30. The Tribunal appears to have proceeded on the basis that Manoramabai had made only one statement, but it was reluctant to state that it had been made before, the Income-tax Officer, Kolaba. The Tribunal stated that 'it could possibly be before the Income-tax Officer (Central) also'.

31. Perusal of the annexures to the original statement of case shows that Manoramabai made two statements prior to the issue of the notice under section 3(1A) of the Indian Income-tax Act, 1922, but that neither was made before the Income-tax Officer (Central). On March 31, 1954, she made a statement to the 8th Income-tax Officer, C-II Ward (page 36). This is clear from paragraph 4 of the Appellate Assistant Commissioner's order dated December 8, 1958. The statement before the Income-tax Officer, Kolaba, was made on November 7, 1955 (page 109). The only statement made by Manoramabai before the Income-tax Officer (Central) was made on August 19, 1960 (page 79), after issue of the notice under section 34(1A). Nothing on the record establishes that either of Manoramabai's statements, the one dated March 31, 1954, and the other dated November 7, 1955, was before the Income-tax Officer (Central) when he issued the notice under section 34(1A).

32. The Tribunal relied upon the circumstance that Patankar had during his lifetime assigned the collection of interest upon the securities to the assessee and concluded therefrom that the inference that the securities belonged to the assessee was justified.

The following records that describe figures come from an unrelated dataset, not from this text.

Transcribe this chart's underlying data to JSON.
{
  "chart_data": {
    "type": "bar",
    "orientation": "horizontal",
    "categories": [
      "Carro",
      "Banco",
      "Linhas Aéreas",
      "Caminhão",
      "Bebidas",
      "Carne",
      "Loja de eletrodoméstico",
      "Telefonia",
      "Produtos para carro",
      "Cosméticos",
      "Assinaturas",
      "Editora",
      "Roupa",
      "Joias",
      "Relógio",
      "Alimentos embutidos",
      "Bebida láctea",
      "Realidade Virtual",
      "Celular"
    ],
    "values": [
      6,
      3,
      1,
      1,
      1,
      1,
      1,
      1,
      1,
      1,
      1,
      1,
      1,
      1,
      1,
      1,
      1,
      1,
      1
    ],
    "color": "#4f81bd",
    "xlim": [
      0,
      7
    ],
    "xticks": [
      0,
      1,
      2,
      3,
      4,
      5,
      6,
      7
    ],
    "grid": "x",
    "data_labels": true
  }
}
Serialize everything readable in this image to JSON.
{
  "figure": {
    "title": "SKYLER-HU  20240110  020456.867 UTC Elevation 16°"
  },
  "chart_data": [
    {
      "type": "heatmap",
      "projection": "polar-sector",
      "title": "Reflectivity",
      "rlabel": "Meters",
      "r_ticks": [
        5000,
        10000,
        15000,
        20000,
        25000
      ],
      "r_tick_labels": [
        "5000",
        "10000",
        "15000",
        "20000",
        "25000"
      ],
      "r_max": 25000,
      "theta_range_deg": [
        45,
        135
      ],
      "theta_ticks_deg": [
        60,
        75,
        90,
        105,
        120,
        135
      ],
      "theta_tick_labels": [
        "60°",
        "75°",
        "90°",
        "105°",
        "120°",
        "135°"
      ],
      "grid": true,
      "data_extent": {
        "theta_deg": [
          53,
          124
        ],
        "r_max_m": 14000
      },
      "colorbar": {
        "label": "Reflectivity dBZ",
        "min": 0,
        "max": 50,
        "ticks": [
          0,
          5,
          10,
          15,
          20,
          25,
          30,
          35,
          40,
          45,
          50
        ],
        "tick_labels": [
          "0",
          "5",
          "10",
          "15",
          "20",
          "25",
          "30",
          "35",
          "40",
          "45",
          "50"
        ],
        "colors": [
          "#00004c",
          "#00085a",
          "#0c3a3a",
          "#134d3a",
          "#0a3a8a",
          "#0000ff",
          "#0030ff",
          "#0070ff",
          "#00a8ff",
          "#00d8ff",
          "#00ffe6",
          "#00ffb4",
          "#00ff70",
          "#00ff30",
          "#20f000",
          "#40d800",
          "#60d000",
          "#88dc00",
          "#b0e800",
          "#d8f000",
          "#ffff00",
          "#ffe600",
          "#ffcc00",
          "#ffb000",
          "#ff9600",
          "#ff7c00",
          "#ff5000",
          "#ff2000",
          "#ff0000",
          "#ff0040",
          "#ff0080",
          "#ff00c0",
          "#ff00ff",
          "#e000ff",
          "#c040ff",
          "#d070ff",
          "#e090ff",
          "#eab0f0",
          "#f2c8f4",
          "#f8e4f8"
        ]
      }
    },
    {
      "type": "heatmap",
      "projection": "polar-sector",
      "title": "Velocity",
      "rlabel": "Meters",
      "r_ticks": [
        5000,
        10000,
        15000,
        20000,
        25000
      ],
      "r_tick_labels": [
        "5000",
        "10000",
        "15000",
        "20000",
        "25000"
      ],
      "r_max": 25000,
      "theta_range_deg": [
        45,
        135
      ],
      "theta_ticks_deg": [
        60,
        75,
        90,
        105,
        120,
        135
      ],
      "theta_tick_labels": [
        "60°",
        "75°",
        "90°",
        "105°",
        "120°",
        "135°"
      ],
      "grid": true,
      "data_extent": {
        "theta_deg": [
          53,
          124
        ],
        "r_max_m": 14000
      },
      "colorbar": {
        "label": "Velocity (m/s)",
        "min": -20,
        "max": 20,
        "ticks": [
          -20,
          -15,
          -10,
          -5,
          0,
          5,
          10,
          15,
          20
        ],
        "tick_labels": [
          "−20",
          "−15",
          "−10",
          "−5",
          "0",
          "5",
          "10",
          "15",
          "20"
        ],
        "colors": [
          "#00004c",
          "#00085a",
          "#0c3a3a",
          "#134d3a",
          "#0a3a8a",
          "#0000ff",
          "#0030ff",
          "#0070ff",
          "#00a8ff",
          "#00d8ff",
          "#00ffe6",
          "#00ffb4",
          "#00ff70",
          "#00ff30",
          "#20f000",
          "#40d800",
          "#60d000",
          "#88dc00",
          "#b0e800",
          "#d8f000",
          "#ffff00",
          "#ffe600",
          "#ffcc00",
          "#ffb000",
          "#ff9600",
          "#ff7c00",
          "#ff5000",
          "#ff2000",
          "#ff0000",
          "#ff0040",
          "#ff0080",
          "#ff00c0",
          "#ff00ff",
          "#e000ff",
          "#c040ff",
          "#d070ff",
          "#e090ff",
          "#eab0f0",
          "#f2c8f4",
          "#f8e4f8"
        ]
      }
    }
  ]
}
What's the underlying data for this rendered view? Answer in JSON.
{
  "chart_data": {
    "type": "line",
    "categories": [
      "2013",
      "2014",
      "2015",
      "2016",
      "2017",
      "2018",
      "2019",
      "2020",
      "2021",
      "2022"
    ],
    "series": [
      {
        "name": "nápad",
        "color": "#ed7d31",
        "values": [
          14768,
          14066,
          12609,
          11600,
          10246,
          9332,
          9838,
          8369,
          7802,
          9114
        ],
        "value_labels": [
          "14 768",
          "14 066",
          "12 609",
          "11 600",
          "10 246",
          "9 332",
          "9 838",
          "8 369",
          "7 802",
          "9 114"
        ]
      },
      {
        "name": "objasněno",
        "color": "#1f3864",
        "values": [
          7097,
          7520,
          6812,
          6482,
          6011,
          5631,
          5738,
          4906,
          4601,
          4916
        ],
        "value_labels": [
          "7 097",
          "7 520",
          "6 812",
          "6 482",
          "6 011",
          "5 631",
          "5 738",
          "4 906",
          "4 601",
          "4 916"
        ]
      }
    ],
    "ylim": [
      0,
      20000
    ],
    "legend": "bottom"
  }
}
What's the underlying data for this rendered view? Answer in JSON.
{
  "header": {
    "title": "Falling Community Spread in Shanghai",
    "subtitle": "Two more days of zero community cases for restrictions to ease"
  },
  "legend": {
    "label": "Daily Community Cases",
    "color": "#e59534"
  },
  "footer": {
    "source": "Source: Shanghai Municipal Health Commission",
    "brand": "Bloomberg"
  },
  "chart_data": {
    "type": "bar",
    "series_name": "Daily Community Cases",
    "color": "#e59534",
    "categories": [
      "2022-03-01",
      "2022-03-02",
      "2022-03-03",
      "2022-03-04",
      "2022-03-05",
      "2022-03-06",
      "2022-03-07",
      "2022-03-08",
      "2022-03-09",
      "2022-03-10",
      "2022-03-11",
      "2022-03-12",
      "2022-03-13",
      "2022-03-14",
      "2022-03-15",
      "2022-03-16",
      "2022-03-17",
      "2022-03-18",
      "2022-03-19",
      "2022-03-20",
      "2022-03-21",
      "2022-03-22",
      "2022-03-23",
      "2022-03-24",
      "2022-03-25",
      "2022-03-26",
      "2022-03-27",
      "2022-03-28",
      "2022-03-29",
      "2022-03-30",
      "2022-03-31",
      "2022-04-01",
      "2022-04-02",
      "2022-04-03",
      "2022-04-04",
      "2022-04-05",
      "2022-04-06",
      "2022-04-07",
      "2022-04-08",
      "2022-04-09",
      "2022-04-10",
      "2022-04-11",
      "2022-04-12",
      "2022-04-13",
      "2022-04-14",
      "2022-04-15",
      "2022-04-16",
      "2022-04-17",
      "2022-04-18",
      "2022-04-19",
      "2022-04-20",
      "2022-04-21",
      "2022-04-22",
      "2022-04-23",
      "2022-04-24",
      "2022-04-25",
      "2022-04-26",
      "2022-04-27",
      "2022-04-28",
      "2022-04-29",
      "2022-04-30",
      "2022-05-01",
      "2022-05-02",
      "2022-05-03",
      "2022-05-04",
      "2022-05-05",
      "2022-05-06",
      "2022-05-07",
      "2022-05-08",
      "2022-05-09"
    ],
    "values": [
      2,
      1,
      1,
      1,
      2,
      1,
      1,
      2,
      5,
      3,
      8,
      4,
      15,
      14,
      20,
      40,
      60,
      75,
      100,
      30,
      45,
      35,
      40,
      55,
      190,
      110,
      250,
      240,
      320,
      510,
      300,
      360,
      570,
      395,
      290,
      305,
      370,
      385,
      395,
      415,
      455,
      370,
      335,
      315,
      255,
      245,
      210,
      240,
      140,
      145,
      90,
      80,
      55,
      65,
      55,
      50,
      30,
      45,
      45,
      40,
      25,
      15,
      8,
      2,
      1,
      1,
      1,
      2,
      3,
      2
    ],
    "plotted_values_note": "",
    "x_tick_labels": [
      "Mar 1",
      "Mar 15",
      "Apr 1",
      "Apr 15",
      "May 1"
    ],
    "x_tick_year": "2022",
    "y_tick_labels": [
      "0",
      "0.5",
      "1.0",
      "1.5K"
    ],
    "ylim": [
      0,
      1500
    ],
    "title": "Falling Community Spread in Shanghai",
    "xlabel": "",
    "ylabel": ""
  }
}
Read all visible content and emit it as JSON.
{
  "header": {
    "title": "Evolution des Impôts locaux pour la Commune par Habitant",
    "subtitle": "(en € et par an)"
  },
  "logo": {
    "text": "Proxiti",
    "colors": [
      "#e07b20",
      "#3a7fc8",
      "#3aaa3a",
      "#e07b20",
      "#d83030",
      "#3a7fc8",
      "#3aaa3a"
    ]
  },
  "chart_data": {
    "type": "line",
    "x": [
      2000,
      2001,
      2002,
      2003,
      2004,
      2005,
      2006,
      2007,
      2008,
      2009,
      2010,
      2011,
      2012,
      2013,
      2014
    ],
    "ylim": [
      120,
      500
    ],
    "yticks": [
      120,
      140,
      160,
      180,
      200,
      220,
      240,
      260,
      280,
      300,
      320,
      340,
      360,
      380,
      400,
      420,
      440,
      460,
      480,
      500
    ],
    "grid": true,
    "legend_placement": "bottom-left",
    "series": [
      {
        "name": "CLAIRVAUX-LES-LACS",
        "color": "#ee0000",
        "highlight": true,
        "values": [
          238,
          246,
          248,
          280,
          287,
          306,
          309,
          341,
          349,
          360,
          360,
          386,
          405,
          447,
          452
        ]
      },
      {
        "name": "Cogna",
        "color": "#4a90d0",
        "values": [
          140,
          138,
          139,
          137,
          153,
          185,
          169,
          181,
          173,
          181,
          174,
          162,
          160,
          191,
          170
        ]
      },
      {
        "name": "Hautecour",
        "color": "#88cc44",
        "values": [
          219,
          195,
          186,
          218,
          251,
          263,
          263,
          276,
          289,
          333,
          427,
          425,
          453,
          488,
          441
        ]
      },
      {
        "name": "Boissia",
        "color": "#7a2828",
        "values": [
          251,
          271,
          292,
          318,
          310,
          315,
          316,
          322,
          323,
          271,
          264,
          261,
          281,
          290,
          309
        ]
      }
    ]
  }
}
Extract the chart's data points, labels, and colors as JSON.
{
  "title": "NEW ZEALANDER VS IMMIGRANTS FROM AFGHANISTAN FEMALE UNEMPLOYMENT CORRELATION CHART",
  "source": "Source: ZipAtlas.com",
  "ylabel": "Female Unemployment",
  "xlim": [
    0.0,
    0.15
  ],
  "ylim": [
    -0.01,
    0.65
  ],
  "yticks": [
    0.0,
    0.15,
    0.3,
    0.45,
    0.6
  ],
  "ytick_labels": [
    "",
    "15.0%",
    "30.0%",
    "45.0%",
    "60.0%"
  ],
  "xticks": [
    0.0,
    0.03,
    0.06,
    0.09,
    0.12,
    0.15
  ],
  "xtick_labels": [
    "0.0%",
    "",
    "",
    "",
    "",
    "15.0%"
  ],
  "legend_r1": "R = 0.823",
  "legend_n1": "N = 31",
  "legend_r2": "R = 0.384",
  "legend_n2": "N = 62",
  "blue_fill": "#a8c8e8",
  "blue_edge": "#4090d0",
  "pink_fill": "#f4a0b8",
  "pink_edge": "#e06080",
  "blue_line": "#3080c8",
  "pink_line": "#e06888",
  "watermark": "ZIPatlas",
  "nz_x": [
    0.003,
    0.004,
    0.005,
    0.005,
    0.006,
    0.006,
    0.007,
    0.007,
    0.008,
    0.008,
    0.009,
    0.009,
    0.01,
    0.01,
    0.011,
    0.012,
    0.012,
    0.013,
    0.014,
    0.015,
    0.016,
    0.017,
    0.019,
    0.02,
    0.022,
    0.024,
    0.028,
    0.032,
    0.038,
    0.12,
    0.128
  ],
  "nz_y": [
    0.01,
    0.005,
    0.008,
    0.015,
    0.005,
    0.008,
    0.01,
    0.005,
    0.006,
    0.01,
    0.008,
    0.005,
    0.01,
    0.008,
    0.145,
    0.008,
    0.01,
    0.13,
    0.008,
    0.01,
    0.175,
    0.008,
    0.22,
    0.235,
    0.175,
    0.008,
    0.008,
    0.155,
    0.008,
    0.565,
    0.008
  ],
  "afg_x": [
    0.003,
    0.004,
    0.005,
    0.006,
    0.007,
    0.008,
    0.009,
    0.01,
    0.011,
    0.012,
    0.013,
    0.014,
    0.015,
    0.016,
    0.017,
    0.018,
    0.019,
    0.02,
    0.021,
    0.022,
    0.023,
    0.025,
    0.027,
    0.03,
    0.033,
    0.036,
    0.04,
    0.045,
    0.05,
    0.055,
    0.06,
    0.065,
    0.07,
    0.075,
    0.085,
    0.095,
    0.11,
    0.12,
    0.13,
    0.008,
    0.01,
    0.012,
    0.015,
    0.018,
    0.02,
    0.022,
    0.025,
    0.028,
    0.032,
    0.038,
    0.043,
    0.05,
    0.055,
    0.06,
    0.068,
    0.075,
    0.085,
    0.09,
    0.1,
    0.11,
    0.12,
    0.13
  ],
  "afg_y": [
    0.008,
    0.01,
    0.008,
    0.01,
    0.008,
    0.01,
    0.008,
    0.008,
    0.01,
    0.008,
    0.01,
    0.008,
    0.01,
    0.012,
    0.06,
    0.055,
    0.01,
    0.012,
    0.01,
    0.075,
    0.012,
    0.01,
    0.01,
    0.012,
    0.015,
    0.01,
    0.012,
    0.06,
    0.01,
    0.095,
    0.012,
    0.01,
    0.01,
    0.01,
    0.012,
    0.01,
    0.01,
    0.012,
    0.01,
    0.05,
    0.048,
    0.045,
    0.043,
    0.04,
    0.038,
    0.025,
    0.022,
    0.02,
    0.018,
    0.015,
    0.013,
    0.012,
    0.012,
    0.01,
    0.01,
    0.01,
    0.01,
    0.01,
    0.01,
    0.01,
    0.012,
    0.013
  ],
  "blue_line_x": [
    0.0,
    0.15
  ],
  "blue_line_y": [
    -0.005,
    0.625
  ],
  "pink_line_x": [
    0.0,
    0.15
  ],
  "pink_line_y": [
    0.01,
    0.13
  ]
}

The information that Patankar had during his lifetime assigned the collection of interest upon the securities to the assessee was elicited only after the remand made by the Tribunal.

33. It was not before the Income-tax Officer (Central) when he issued the notice under section 34(1A) of the Indian Income-tax Act, 1922.

34. For the reasons aforementioned, we answer the first question, as reframed, in the negative and in favour of the assessee. In view of this answer, it becomes unnecessary to deal with and answer the second question.

35. The Revenue shall pay to the assessee the costs of the reference.

36. We are informed that the Tribunal has (in R.A. No. 1442 (Bom) /1984) made a reference, at the instance of the assessee, arising out of its conclusions set forth in the supplementary statement. The question so referred reads :

'Whether, on the facts and in the circumstances of the case, the Tribunal has properly carried out the High Court's order dated September 19, 1983 ?'

37. The answer to this question is sufficiently indicated in the discussion above. Mr. Dastur, learned counsel for the assessee, has stated to us that this reference will not be pressed.